RNA-Seq of Mouse Embryonic Heart Development in Atf4 Exon 3 Frameshift Knockout Mice

This dataset contains RNA sequencing (RNA-seq) profiles from embryonic hearts of Atf4 del7/del7 mice, which harbor a 7-base-pair deletion in exon 3 of Atf4 resulting in complete loss of ATF4 protein expression. The purpose of this experiment is to evaluate the transcriptional consequences of ATF4 deficiency in embryonic cardiomyocytes, independent of transcriptional readthrough artifacts associated with an earlier widely used Atf4 floxed mouse model. RNA-seq was performed on ventricular tissue collected from E11.5 embryos of Atf4 del7/del7 mice and their wild-type littermates to assess gene expression changes associated with loss of ATF4 protein. Overall design: The Atf4(del7/del7) model was generated by CRISPR/Cas9-mediated deletion of 7 base pairs within exon 3 of the Atf4 gene, introducing a frameshift and premature stop codon.
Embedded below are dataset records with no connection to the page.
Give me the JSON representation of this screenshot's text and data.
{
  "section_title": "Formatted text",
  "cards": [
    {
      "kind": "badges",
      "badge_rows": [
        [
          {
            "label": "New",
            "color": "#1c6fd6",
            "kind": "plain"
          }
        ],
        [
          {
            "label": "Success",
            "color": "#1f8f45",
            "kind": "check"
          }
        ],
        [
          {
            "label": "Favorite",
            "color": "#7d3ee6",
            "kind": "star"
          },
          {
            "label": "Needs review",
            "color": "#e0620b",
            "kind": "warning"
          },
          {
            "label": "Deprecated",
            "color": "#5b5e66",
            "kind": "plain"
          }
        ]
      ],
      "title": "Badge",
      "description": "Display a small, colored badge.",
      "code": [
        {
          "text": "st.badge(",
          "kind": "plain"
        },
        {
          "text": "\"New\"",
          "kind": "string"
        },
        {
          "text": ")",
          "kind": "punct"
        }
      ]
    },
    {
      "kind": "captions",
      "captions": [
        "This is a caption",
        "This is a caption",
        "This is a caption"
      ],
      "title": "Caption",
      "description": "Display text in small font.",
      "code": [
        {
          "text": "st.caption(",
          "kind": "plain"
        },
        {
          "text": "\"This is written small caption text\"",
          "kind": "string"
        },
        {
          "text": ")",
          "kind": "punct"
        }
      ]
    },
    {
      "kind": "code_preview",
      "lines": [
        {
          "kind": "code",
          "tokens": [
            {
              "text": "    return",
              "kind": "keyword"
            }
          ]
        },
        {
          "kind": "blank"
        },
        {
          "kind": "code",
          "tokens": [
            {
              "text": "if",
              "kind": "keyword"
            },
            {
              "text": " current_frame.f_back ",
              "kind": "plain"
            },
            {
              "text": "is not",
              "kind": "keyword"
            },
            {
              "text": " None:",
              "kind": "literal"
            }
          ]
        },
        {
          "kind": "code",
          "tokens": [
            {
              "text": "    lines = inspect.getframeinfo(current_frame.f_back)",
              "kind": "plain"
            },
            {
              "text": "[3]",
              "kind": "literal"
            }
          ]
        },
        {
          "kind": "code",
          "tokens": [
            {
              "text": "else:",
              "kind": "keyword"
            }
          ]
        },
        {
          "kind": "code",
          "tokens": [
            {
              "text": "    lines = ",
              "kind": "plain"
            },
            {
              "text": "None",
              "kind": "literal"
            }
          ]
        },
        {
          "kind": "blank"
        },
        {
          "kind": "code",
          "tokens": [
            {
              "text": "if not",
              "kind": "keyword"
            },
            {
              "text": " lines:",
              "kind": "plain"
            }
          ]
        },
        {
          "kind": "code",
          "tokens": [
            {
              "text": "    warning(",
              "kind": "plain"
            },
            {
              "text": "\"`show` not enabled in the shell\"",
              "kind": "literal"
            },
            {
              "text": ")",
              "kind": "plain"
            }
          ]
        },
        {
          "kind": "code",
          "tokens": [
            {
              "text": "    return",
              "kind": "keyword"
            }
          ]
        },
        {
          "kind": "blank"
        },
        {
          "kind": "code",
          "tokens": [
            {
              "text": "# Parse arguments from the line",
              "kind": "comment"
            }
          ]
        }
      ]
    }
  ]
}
This mutation abolishes ATF4 protein production without altering its polyadenylation signal. Embryos were harvested at embryonic day 11.5 (E11.5), and ventricular heart tissue was dissected for RNA extraction using TRIzol reagent. RNA quality was assessed with an Agilent Bioanalyzer. RNA-seq libraries were prepared using the Illumina TruSeq stranded mRNA kit and sequenced on an Illumina HiSeq 6000 platform. Four biological replicates were collected for each genotype.